In order to further boost K-pop globally, Korean producers and artists should try mixing different genres such as hip pop and jazz whose sounds are appealing in other parts of the world, a prominent U.S. music producer and artist said.
“Maybe, it could combine musical elements around the world. I have used R&B, hip pop, Bollywood sounds and Asian sounds -- anything that triggered a somewhat different culture,” said Nate “Danja” Hills at a news conference in Seoul on Tuesday.
“I think that is what it is. We have to make it worldly. Maybe that is how to get the K-pop sound worldwide.”
Hills, a record producer and artist who has worked with singers including Britney Spears, Whitney Houston and Justin Timberlake, was invited as one of the keynote speakers for “The Future of Music Production” at the 4th Seoul International Music Fair 2015, or MU:CON, at the Dongdaemun Design Plaza in Seoul.
Over the next two days, global and local musicians, artists and producers will gather not only for business exchanges but also find ways to use technology and innovate to attract a greater number of music audiences in emerging markets such as China and Indonesia.

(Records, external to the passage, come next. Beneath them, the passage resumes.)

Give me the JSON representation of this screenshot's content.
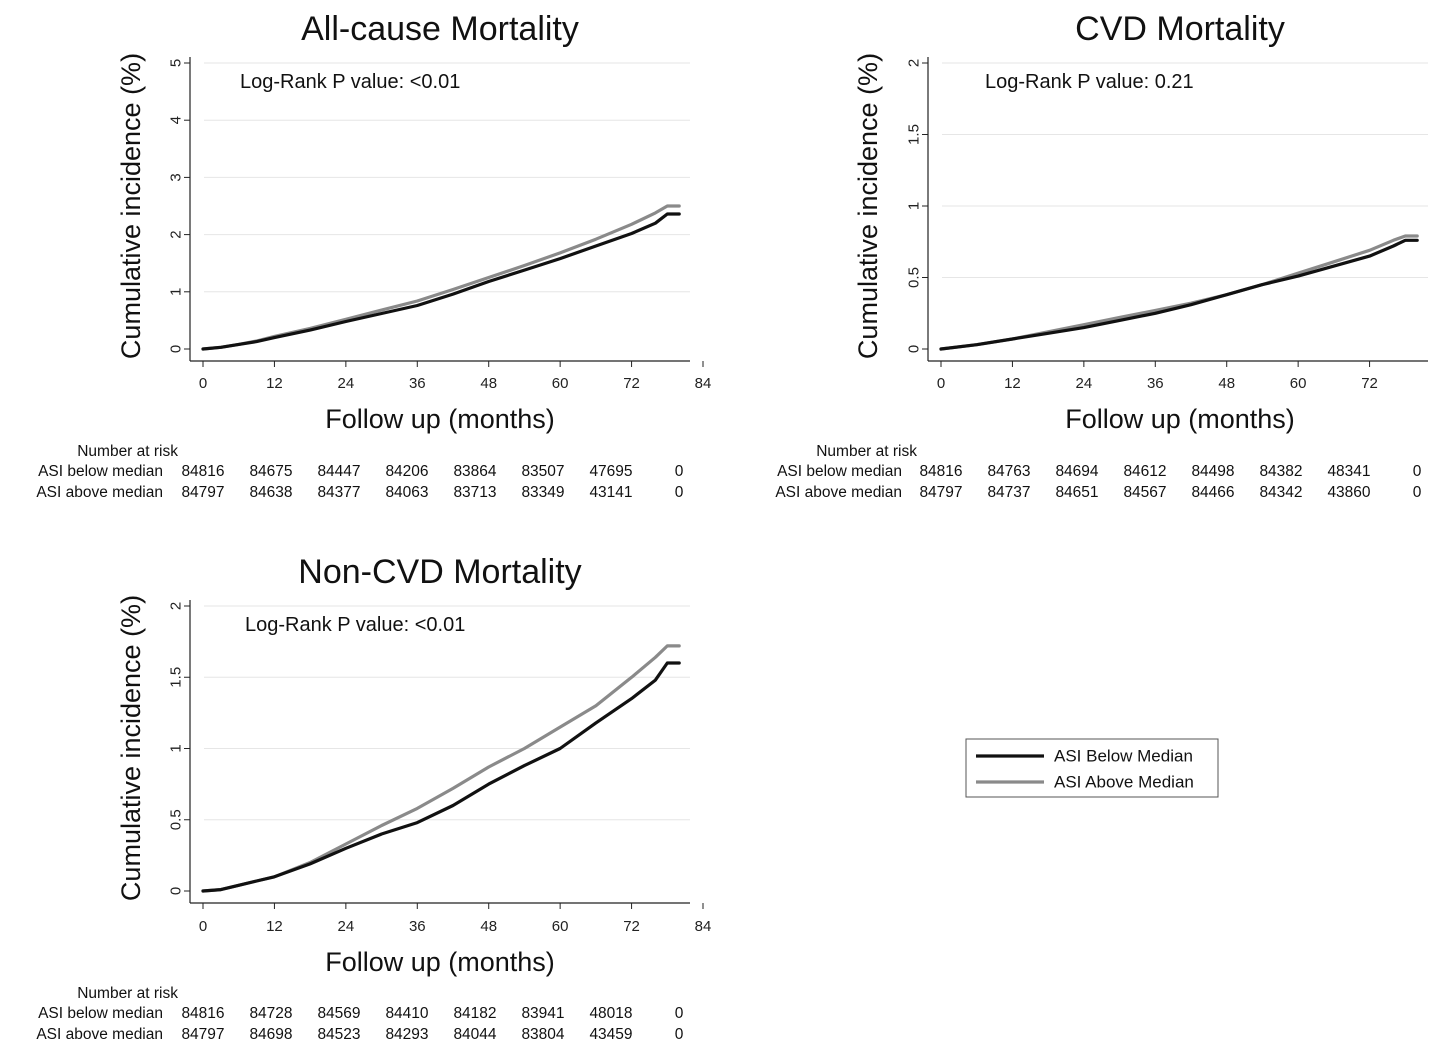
{
  "figure": {
    "legend": {
      "entries": [
        {
          "label": "ASI Below Median",
          "color": "#111111"
        },
        {
          "label": "ASI Above Median",
          "color": "#8a8a8a"
        }
      ]
    }
  },
  "chart_data": [
    {
      "type": "line",
      "title": "All-cause Mortality",
      "xlabel": "Follow up (months)",
      "ylabel": "Cumulative incidence (%)",
      "annotation": "Log-Rank P value: <0.01",
      "xlim": [
        0,
        84
      ],
      "ylim": [
        0,
        5
      ],
      "xticks": [
        0,
        12,
        24,
        36,
        48,
        60,
        72,
        84
      ],
      "yticks": [
        0,
        1,
        2,
        3,
        4,
        5
      ],
      "ytick_labels": [
        "0",
        "1",
        "2",
        "3",
        "4",
        "5"
      ],
      "grid": true,
      "series": [
        {
          "name": "ASI Below Median",
          "color": "#111111",
          "x": [
            0,
            3,
            6,
            9,
            12,
            18,
            24,
            30,
            36,
            42,
            48,
            54,
            60,
            66,
            72,
            76,
            78,
            80
          ],
          "y": [
            0,
            0.03,
            0.08,
            0.13,
            0.2,
            0.33,
            0.48,
            0.62,
            0.76,
            0.96,
            1.18,
            1.38,
            1.58,
            1.8,
            2.02,
            2.2,
            2.36,
            2.36
          ]
        },
        {
          "name": "ASI Above Median",
          "color": "#8a8a8a",
          "x": [
            0,
            3,
            6,
            9,
            12,
            18,
            24,
            30,
            36,
            42,
            48,
            54,
            60,
            66,
            72,
            76,
            78,
            80
          ],
          "y": [
            0,
            0.03,
            0.08,
            0.14,
            0.22,
            0.36,
            0.52,
            0.68,
            0.84,
            1.04,
            1.25,
            1.46,
            1.68,
            1.92,
            2.18,
            2.38,
            2.5,
            2.5
          ]
        }
      ],
      "risk_table": {
        "header": "Number at risk",
        "rows": [
          {
            "label": "ASI below median",
            "values": [
              "84816",
              "84675",
              "84447",
              "84206",
              "83864",
              "83507",
              "47695",
              "0"
            ]
          },
          {
            "label": "ASI above median",
            "values": [
              "84797",
              "84638",
              "84377",
              "84063",
              "83713",
              "83349",
              "43141",
              "0"
            ]
          }
        ]
      }
    },
    {
      "type": "line",
      "title": "CVD Mortality",
      "xlabel": "Follow up (months)",
      "ylabel": "Cumulative incidence (%)",
      "annotation": "Log-Rank P value: 0.21",
      "xlim": [
        0,
        84
      ],
      "ylim": [
        0,
        2
      ],
      "xticks": [
        0,
        12,
        24,
        36,
        48,
        60,
        72,
        84
      ],
      "yticks": [
        0,
        0.5,
        1,
        1.5,
        2
      ],
      "ytick_labels": [
        "0",
        "0.5",
        "1",
        "1.5",
        "2"
      ],
      "grid": true,
      "series": [
        {
          "name": "ASI Below Median",
          "color": "#111111",
          "x": [
            0,
            6,
            12,
            18,
            24,
            30,
            36,
            42,
            48,
            54,
            60,
            66,
            72,
            76,
            78,
            80
          ],
          "y": [
            0,
            0.03,
            0.07,
            0.11,
            0.15,
            0.2,
            0.25,
            0.31,
            0.38,
            0.45,
            0.51,
            0.58,
            0.65,
            0.72,
            0.76,
            0.76
          ]
        },
        {
          "name": "ASI Above Median",
          "color": "#8a8a8a",
          "x": [
            0,
            6,
            12,
            18,
            24,
            30,
            36,
            42,
            48,
            54,
            60,
            66,
            72,
            76,
            78,
            80
          ],
          "y": [
            0,
            0.03,
            0.07,
            0.12,
            0.17,
            0.22,
            0.27,
            0.32,
            0.38,
            0.45,
            0.53,
            0.61,
            0.69,
            0.76,
            0.79,
            0.79
          ]
        }
      ],
      "risk_table": {
        "header": "Number at risk",
        "rows": [
          {
            "label": "ASI below median",
            "values": [
              "84816",
              "84763",
              "84694",
              "84612",
              "84498",
              "84382",
              "48341",
              "0"
            ]
          },
          {
            "label": "ASI above median",
            "values": [
              "84797",
              "84737",
              "84651",
              "84567",
              "84466",
              "84342",
              "43860",
              "0"
            ]
          }
        ]
      }
    },
    {
      "type": "line",
      "title": "Non-CVD Mortality",
      "xlabel": "Follow up (months)",
      "ylabel": "Cumulative incidence (%)",
      "annotation": "Log-Rank P value: <0.01",
      "xlim": [
        0,
        84
      ],
      "ylim": [
        0,
        2
      ],
      "xticks": [
        0,
        12,
        24,
        36,
        48,
        60,
        72,
        84
      ],
      "yticks": [
        0,
        0.5,
        1,
        1.5,
        2
      ],
      "ytick_labels": [
        "0",
        "0.5",
        "1",
        "1.5",
        "2"
      ],
      "grid": true,
      "series": [
        {
          "name": "ASI Below Median",
          "color": "#111111",
          "x": [
            0,
            3,
            6,
            9,
            12,
            18,
            24,
            30,
            36,
            42,
            48,
            54,
            60,
            66,
            72,
            76,
            78,
            80
          ],
          "y": [
            0,
            0.01,
            0.04,
            0.07,
            0.1,
            0.19,
            0.3,
            0.4,
            0.48,
            0.6,
            0.75,
            0.88,
            1.0,
            1.18,
            1.35,
            1.48,
            1.6,
            1.6
          ]
        },
        {
          "name": "ASI Above Median",
          "color": "#8a8a8a",
          "x": [
            0,
            3,
            6,
            9,
            12,
            18,
            24,
            30,
            36,
            42,
            48,
            54,
            60,
            66,
            72,
            76,
            78,
            80
          ],
          "y": [
            0,
            0.01,
            0.04,
            0.07,
            0.1,
            0.2,
            0.33,
            0.46,
            0.58,
            0.72,
            0.87,
            1.0,
            1.15,
            1.3,
            1.5,
            1.64,
            1.72,
            1.72
          ]
        }
      ],
      "risk_table": {
        "header": "Number at risk",
        "rows": [
          {
            "label": "ASI below median",
            "values": [
              "84816",
              "84728",
              "84569",
              "84410",
              "84182",
              "83941",
              "48018",
              "0"
            ]
          },
          {
            "label": "ASI above median",
            "values": [
              "84797",
              "84698",
              "84523",
              "84293",
              "84044",
              "83804",
              "43459",
              "0"
            ]
          }
        ]
      }
    }
  ]
}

Under the theme of “Key to the Global Music Gate,” MU:CON 2015 will hold forums on music licensing, digital music markets and emerging technologies such as virtual reality and holograms.
“We aim to create a new culture through this conference by tearing down boundaries through music,” said Song Sung-gak, president and CEO of the Korea Creative Content Agency, the host of MU:CON 2015.
Entertainment companies such as CJ E&M and SM Entertainment, and professors from KAIST and Catholic Kwandong University will hold forums and seminars. MU:CON will showcase performances of some 50 artists, including alternative bands Hyukoh and Kiha & The Faces, and K-pop groups B1A4 and GFriend.
Hills said old, new, big or small music artists and producers should embrace new technologies, which can help not only to create music cost-effectively, but also make quality sounds at home equivalent to those made in large studios with special equipment.
Technology has enabled people to “cut a lot of corners,” and learn tools and software programs on their own to create quality music on the Internet via various streaming platforms.
“I can produce quality sound in front of you guys right now, and mix and master in 15 minutes. Technology has allowed us to do it, and put everyone on the same playing field -- big or small are competing at the same level,” he said.
“It can be difficult for those really talented to shine through because untalented people can learn technology to create music.”
Despite technology enabling music production and accessibility, Hills said musicians should ultimately seek to create expression, and producers should help artists translate musical expression for global audiences.
“Music is expression. They make music differently in London, U.S. or in Asia. I can’t say one is better than other. I heard great music in Asia, stupid in America. There is no right or wrong, or better or worse. It is ultimately artists’ expression,” Hills said.
“Producers are the gateway. I like to translate what artists bring. My job is to translate music internationally.”